Now researchers at Columbia University have shown that dehydroascorbic acid (DHA), the oxidised form of vitamin C, can cross the blood-brain barrier in an mouse model of ischemic stroke.

Once it crosses the blood-brain barrier, the DHA is converted to vitamin C.

Moreover, mice treated with DHA appear to be better protected from the brain damage caused by stroke.

First, the researchers caused ischemic stroke in mice and injected DHA intravenously into the animals.

Autopsies of the mice revealed that, unlike vitamin C, DHA sneaked past the blood-brain barrier.

The next step was testing the effect of the DHA.

The researchers induced stroke in a group of mice, giving some of them a range of concentrations of DHA, while others received another antioxidant or a placebo.

Animals received the treatments either 15 minutes or three hours after the stroke, and were monitored for the severity of brain tissue damage, cerebral blood flow, neurological impairment and mortality.

DHA appeared to have a significant effect.

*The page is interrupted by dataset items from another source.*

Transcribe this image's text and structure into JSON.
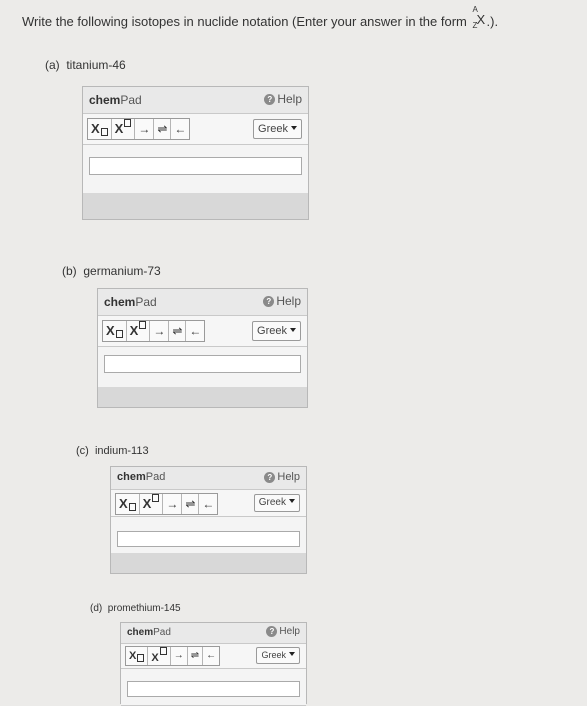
{
  "question": {
    "text": "Write the following isotopes in nuclide notation (Enter your answer in the form ",
    "nuclide": {
      "a": "A",
      "z": "Z",
      "x": "X"
    },
    "end": ".)."
  },
  "chempad_common": {
    "title_bold": "chem",
    "title_rest": "Pad",
    "help": "Help",
    "help_icon": "?",
    "tools": {
      "sub": "X",
      "sup": "X",
      "right": "→",
      "equil": "⇌",
      "left": "←"
    },
    "greek": "Greek"
  },
  "parts": [
    {
      "label": "(a)",
      "element": "titanium-46"
    },
    {
      "label": "(b)",
      "element": "germanium-73"
    },
    {
      "label": "(c)",
      "element": "indium-113"
    },
    {
      "label": "(d)",
      "element": "promethium-145"
    }
  ]
}
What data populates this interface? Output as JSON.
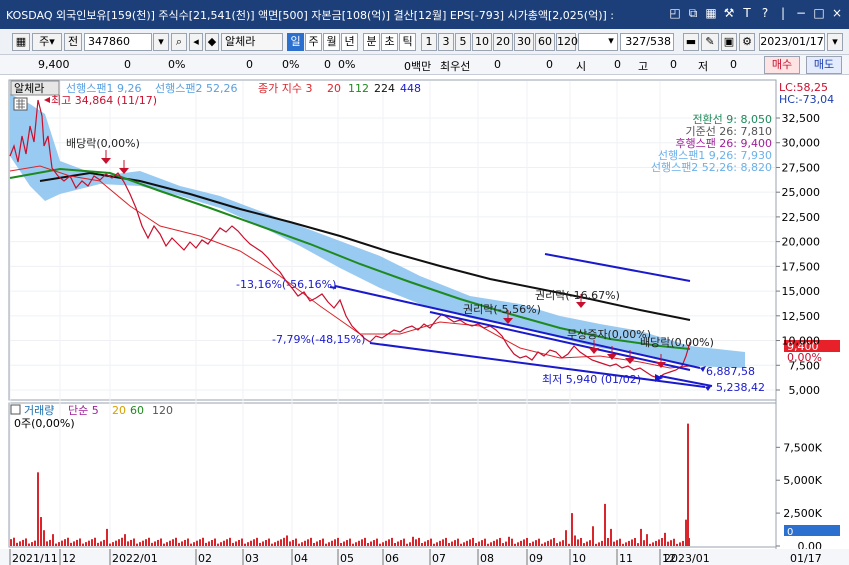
{
  "window": {
    "title": "KOSDAQ 외국인보유[159(천)] 주식수[21,541(천)] 액면[500] 자본금[108(억)] 결산[12월] EPS[-793] 시가총액[2,025(억)] :"
  },
  "toolbar": {
    "type_label": "주",
    "prev_label": "전",
    "code": "347860",
    "stock_name": "알체라",
    "period_labels": [
      "일",
      "주",
      "월",
      "년",
      "분",
      "초",
      "틱"
    ],
    "interval_labels": [
      "1",
      "3",
      "5",
      "10",
      "20",
      "30",
      "60",
      "120"
    ],
    "count": "327",
    "total": "/538",
    "date": "2023/01/17"
  },
  "quote": {
    "price": "9,400",
    "change": "0",
    "change_pct": "0%",
    "value2": "0",
    "pct2": "0%",
    "value3": "0",
    "pct3": "0%",
    "value4": "0백만",
    "priority_label": "최우선",
    "value5": "0",
    "value6": "0",
    "open_label": "시",
    "open_value": "0",
    "high_label": "고",
    "high_value": "0",
    "low_label": "저",
    "low_value": "0",
    "buy_label": "매수",
    "sell_label": "매도"
  },
  "legend": {
    "stock_name": "알체라",
    "lead1": "선행스팬1 9,26",
    "lead2": "선행스팬2 52,26",
    "ma_title": "종가 지수 3",
    "ma20": "20",
    "ma112": "112",
    "ma224": "224",
    "ma448": "448",
    "lc": "LC:58,25",
    "hc": "HC:-73,04"
  },
  "ichimoku": {
    "conversion": "전환선 9: 8,050",
    "base": "기준선 26: 7,810",
    "lagging": "후행스팬 26: 9,400",
    "lead1": "선행스팬1 9,26: 7,930",
    "lead2": "선행스팬2 52,26: 8,820"
  },
  "annotations": {
    "high": "최고 34,864 (11/17)",
    "dividend": "배당락(0,00%)",
    "drop1": "-13,16%(-56,16%)",
    "drop2": "-7,79%(-48,15%)",
    "rights1": "권리락(-5,56%)",
    "rights2": "권리락(-16,67%)",
    "free_rights": "무상증자(0,00%)",
    "dividend2": "배당락(0,00%)",
    "low": "최저 5,940 (01/02)",
    "line1_value": "6,887,58",
    "line2_value": "5,238,42",
    "current_price": "9,400",
    "current_pct": "0,00%"
  },
  "price_axis": [
    "32,500",
    "30,000",
    "27,500",
    "25,000",
    "22,500",
    "20,000",
    "17,500",
    "15,000",
    "12,500",
    "10,000",
    "7,500",
    "5,000"
  ],
  "volume_legend": {
    "title": "거래량",
    "ma_label": "단순 5",
    "ma20": "20",
    "ma60": "60",
    "ma120": "120",
    "current": "0주(0,00%)"
  },
  "volume_axis": [
    "7,500K",
    "5,000K",
    "2,500K",
    "0,00"
  ],
  "volume_current": "0",
  "date_axis": [
    "2021/11",
    "12",
    "2022/01",
    "02",
    "03",
    "04",
    "05",
    "06",
    "07",
    "08",
    "09",
    "10",
    "11",
    "12",
    "2023/01"
  ],
  "date_right": "01/17",
  "colors": {
    "title_bg": "#1c3f7a",
    "price_line": "#c8102e",
    "ma20": "#d9262c",
    "ma112": "#1e8a1e",
    "ma224": "#111111",
    "cloud": "#8ec4f0",
    "trend": "#1a1acc",
    "volume": "#d9262c"
  },
  "chart_data": {
    "type": "line",
    "ylim": [
      5000,
      34864
    ],
    "price_points": [
      [
        "2021-11",
        27500
      ],
      [
        "2021-11-17",
        34864
      ],
      [
        "2021-12",
        28000
      ],
      [
        "2022-01",
        26500
      ],
      [
        "2022-02",
        22000
      ],
      [
        "2022-03",
        20000
      ],
      [
        "2022-04",
        21000
      ],
      [
        "2022-05",
        17500
      ],
      [
        "2022-06",
        12000
      ],
      [
        "2022-07",
        9000
      ],
      [
        "2022-08",
        11000
      ],
      [
        "2022-09",
        10500
      ],
      [
        "2022-10",
        7000
      ],
      [
        "2022-11",
        8000
      ],
      [
        "2022-12",
        7000
      ],
      [
        "2023-01-02",
        5940
      ],
      [
        "2023-01-17",
        9400
      ]
    ]
  }
}
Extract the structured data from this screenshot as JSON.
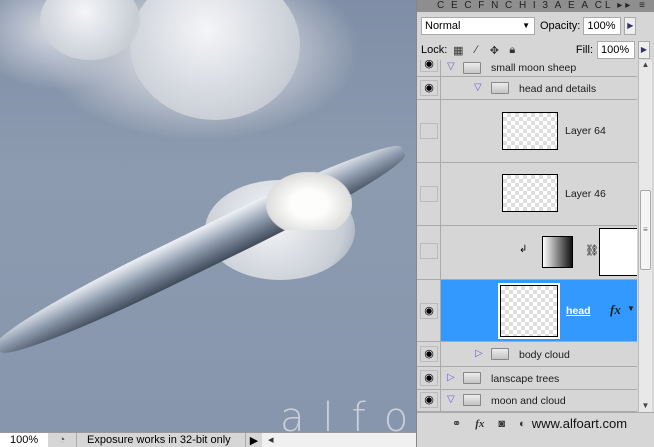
{
  "canvas": {
    "watermark": "alfo"
  },
  "status": {
    "zoom": "100%",
    "message": "Exposure works in 32-bit only"
  },
  "panel": {
    "tabs": [
      "C",
      "E",
      "C",
      "F",
      "N",
      "C",
      "H",
      "I",
      "3",
      "A",
      "E",
      "A",
      "CL"
    ],
    "blend_mode": "Normal",
    "opacity_label": "Opacity:",
    "opacity": "100%",
    "lock_label": "Lock:",
    "fill_label": "Fill:",
    "fill": "100%",
    "layers": [
      {
        "name": "small moon sheep",
        "type": "group",
        "visible": true
      },
      {
        "name": "head and details",
        "type": "group",
        "visible": true
      },
      {
        "name": "Layer 64",
        "type": "layer",
        "visible": false
      },
      {
        "name": "Layer 46",
        "type": "layer",
        "visible": false
      },
      {
        "name": "",
        "type": "adjustment",
        "visible": false
      },
      {
        "name": "head",
        "type": "layer",
        "visible": true,
        "selected": true
      },
      {
        "name": "body cloud",
        "type": "group",
        "visible": true
      },
      {
        "name": "lanscape trees",
        "type": "group",
        "visible": true
      },
      {
        "name": "moon and cloud",
        "type": "group",
        "visible": true
      }
    ],
    "footer_url": "www.alfoart.com"
  },
  "colors": {
    "selection": "#3399ff"
  }
}
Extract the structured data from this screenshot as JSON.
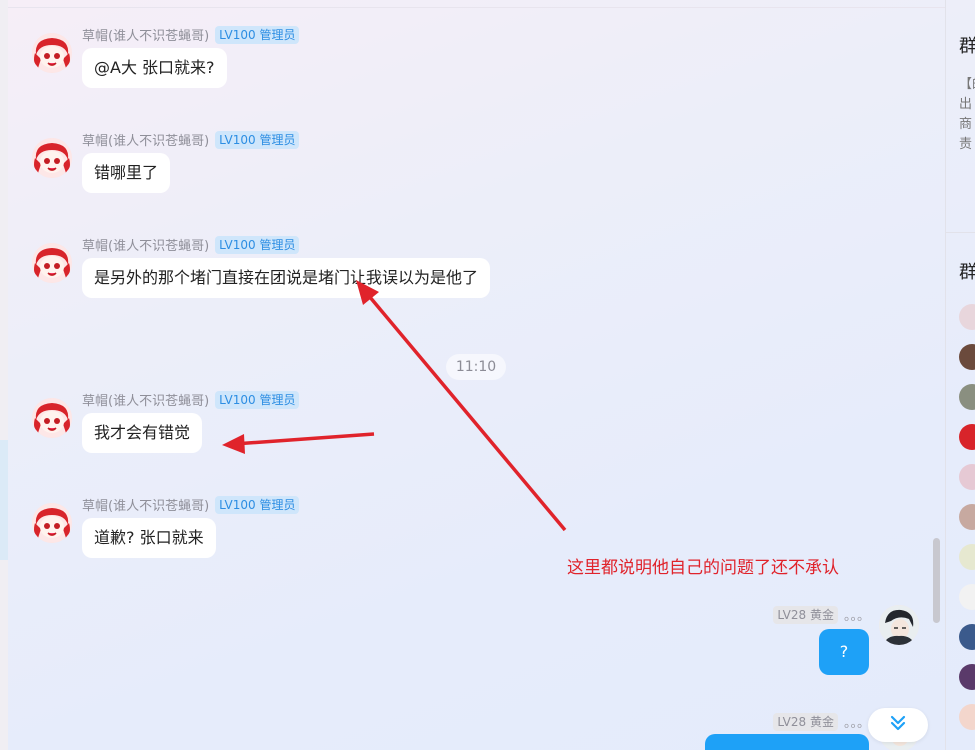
{
  "left_messages": [
    {
      "nick": "草帽(谁人不识苍蝇哥)",
      "badge": "LV100 管理员",
      "text": "@A大 张口就来?"
    },
    {
      "nick": "草帽(谁人不识苍蝇哥)",
      "badge": "LV100 管理员",
      "text": "错哪里了"
    },
    {
      "nick": "草帽(谁人不识苍蝇哥)",
      "badge": "LV100 管理员",
      "text": "是另外的那个堵门直接在团说是堵门让我误以为是他了"
    },
    {
      "nick": "草帽(谁人不识苍蝇哥)",
      "badge": "LV100 管理员",
      "text": "我才会有错觉"
    },
    {
      "nick": "草帽(谁人不识苍蝇哥)",
      "badge": "LV100 管理员",
      "text": "道歉? 张口就来"
    }
  ],
  "time_divider": "11:10",
  "right_messages": [
    {
      "badge": "LV28 黄金",
      "nick": "。。。",
      "text": "?"
    },
    {
      "badge": "LV28 黄金",
      "nick": "。。。",
      "text": ""
    }
  ],
  "annotation": {
    "text": "这里都说明他自己的问题了还不承认",
    "color": "#e0232b"
  },
  "sidebar": {
    "title_1": "群",
    "notice_chars": "【的出商责",
    "title_2": "群"
  },
  "icons": {
    "scroll_down": "double-chevron-down-icon"
  },
  "colors": {
    "accent_blue": "#1ea1f7",
    "badge_admin": "#2d8ee3",
    "annotation_red": "#e0232b"
  }
}
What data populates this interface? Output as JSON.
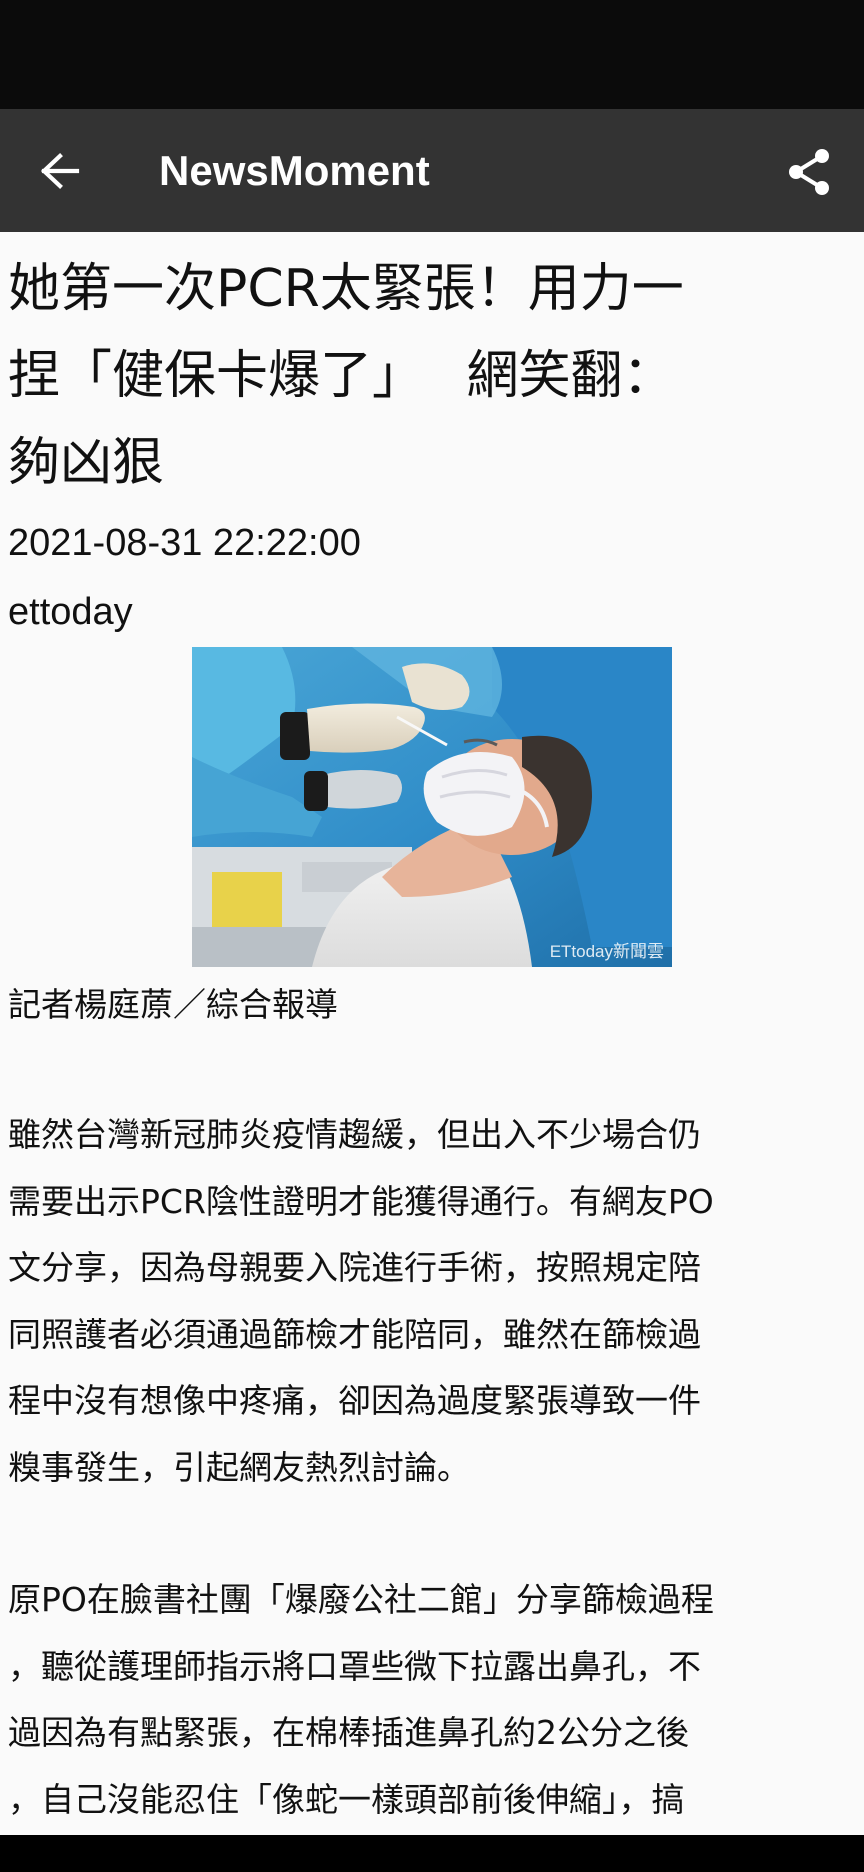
{
  "app_bar": {
    "title": "NewsMoment",
    "back_icon": "arrow-left-icon",
    "share_icon": "share-icon",
    "background": "#333333"
  },
  "article": {
    "headline_lines": [
      "她第一次PCR太緊張！用力一",
      "捏「健保卡爆了」　 網笑翻：",
      "夠凶狠"
    ],
    "datetime": "2021-08-31 22:22:00",
    "source": "ettoday",
    "image_watermark": "ETtoday新聞雲",
    "byline": "記者楊庭蒝／綜合報導",
    "paragraphs": [
      [
        "雖然台灣新冠肺炎疫情趨緩，但出入不少場合仍",
        "需要出示PCR陰性證明才能獲得通行。有網友PO",
        "文分享，因為母親要入院進行手術，按照規定陪",
        "同照護者必須通過篩檢才能陪同，雖然在篩檢過",
        "程中沒有想像中疼痛，卻因為過度緊張導致一件",
        "糗事發生，引起網友熱烈討論。"
      ],
      [
        "原PO在臉書社團「爆廢公社二館」分享篩檢過程",
        "，聽從護理師指示將口罩些微下拉露出鼻孔，不",
        "過因為有點緊張，在棉棒插進鼻孔約2公分之後",
        "，自己沒能忍住「像蛇一樣頭部前後伸縮」，搞"
      ]
    ]
  }
}
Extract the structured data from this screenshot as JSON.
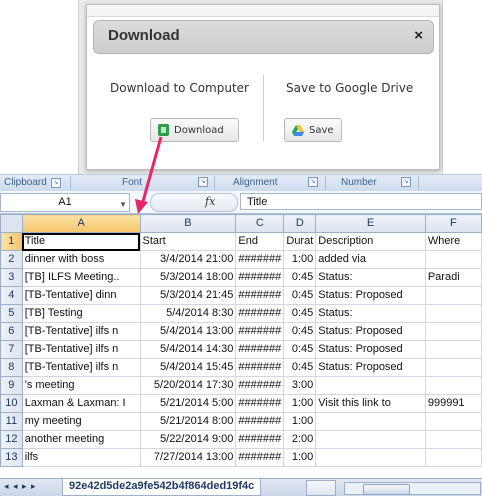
{
  "dialog": {
    "title": "Download",
    "close_label": "×",
    "left_option": {
      "text": "Download to Computer",
      "button_label": "Download"
    },
    "right_option": {
      "text": "Save to Google Drive",
      "button_label": "Save"
    }
  },
  "ribbon": {
    "groups": [
      "Clipboard",
      "Font",
      "Alignment",
      "Number"
    ]
  },
  "formula_bar": {
    "name_box": "A1",
    "fx_label": "fx",
    "content": "Title"
  },
  "grid": {
    "columns": [
      "A",
      "B",
      "C",
      "D",
      "E",
      "F"
    ],
    "rows": [
      {
        "n": "1",
        "A": "Title",
        "B": "Start",
        "C": "End",
        "D": "Durat",
        "E": "Description",
        "F": "Where"
      },
      {
        "n": "2",
        "A": "dinner with boss",
        "B": "3/4/2014 21:00",
        "C": "#######",
        "D": "1:00",
        "E": "added via",
        "F": ""
      },
      {
        "n": "3",
        "A": "[TB] ILFS Meeting..",
        "B": "5/3/2014 18:00",
        "C": "#######",
        "D": "0:45",
        "E": "Status:",
        "F": "Paradi"
      },
      {
        "n": "4",
        "A": "[TB-Tentative] dinn",
        "B": "5/3/2014 21:45",
        "C": "#######",
        "D": "0:45",
        "E": "Status: Proposed",
        "F": ""
      },
      {
        "n": "5",
        "A": "[TB] Testing",
        "B": "5/4/2014 8:30",
        "C": "#######",
        "D": "0:45",
        "E": "Status:",
        "F": ""
      },
      {
        "n": "6",
        "A": "[TB-Tentative] ilfs n",
        "B": "5/4/2014 13:00",
        "C": "#######",
        "D": "0:45",
        "E": "Status: Proposed",
        "F": ""
      },
      {
        "n": "7",
        "A": "[TB-Tentative] ilfs n",
        "B": "5/4/2014 14:30",
        "C": "#######",
        "D": "0:45",
        "E": "Status: Proposed",
        "F": ""
      },
      {
        "n": "8",
        "A": "[TB-Tentative] ilfs n",
        "B": "5/4/2014 15:45",
        "C": "#######",
        "D": "0:45",
        "E": "Status: Proposed",
        "F": ""
      },
      {
        "n": "9",
        "A": "'s meeting",
        "B": "5/20/2014 17:30",
        "C": "#######",
        "D": "3:00",
        "E": "",
        "F": ""
      },
      {
        "n": "10",
        "A": "Laxman & Laxman: I",
        "B": "5/21/2014 5:00",
        "C": "#######",
        "D": "1:00",
        "E": "Visit this link to",
        "F": "999991"
      },
      {
        "n": "11",
        "A": "my meeting",
        "B": "5/21/2014 8:00",
        "C": "#######",
        "D": "1:00",
        "E": "",
        "F": ""
      },
      {
        "n": "12",
        "A": "another meeting",
        "B": "5/22/2014 9:00",
        "C": "#######",
        "D": "2:00",
        "E": "",
        "F": ""
      },
      {
        "n": "13",
        "A": "ilfs",
        "B": "7/27/2014 13:00",
        "C": "#######",
        "D": "1:00",
        "E": "",
        "F": ""
      }
    ]
  },
  "sheet_tab": {
    "nav_arrows": "◂ ◂ ▸ ▸",
    "name": "92e42d5de2a9fe542b4f864ded19f4c"
  },
  "colors": {
    "arrow": "#e6266a",
    "header_bg": "#dce4ef",
    "selected_header": "#f4c46a"
  }
}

On average, mice that received DHA 15 minutes after their stroke showed a six-fold reduction in brain tissue damage and exhibited less neurological impairment than mice that received the other antioxidant or the placebo.

The protective effect appeared to extend also to mice treated with DHA three hours after the stroke.

Mice that received the highest concentration of DHA showed a nine-fold reduction in brain damage compared to animals that received a placebo.

These mice also showed the least neurological impairment and doubled their cerebral blood flow 24 hours after the stroke.

Animals that received the highest dose of DHA were also the least likely to die after a stroke.

"We finally have an antioxidant that's actively transported across the blood-brain barrier," says senior investigator Dr. E. Sander Connolly, Jr., an associate professor of neurological surgery.

"The advantage of this is that it appears to be so safe and has a long treatment window."

"It fits with a lot of literature showing that antioxidant treatment can be good for at least animal models of stroke," notes John Wilson, a professor of physiology at the University of Western Ontario who is familiar with the study.

"I was really impressed that they could give the DHA three hours after the stroke and still see smaller

[stroke], decreased mortality and less neurological deficits on the behavioural tests.

That could be potentially clinically applicable."

However, cautions Dr. Wilson, "there is a lot of literature of not just positive effects, but also negative effects of giving large doses of vitamin C and large doses of DHA."

He says that in older studies, massive doses of DHA were used to destroy the pancreas in animals in order to cause diabetes.

He also points out that the DHA solution used in this study was 95 per cent pure, and the effect of contaminants in the remaining 5 per cent is unclear.

However, Connolly says that this solution is for use only in mice, and that any solutions made for humans would be different.

Drs.

Connolly and Wilson agree that the need for new ischemic stroke therapies is urgent.

"The suffering from this disease is horrible," says Dr. Connolly.

"And the complication rates from tPA are not insignificant."

"Essentially, we now have a vitamin that's very safe that can be given to protect animals from stroke," says Connolly.

"The question is, can we now give that same vitamin to humans to protect them from stroke?"

The team is now planning studies to test DHA in animals whose neurological systems more closely resemble the human brain.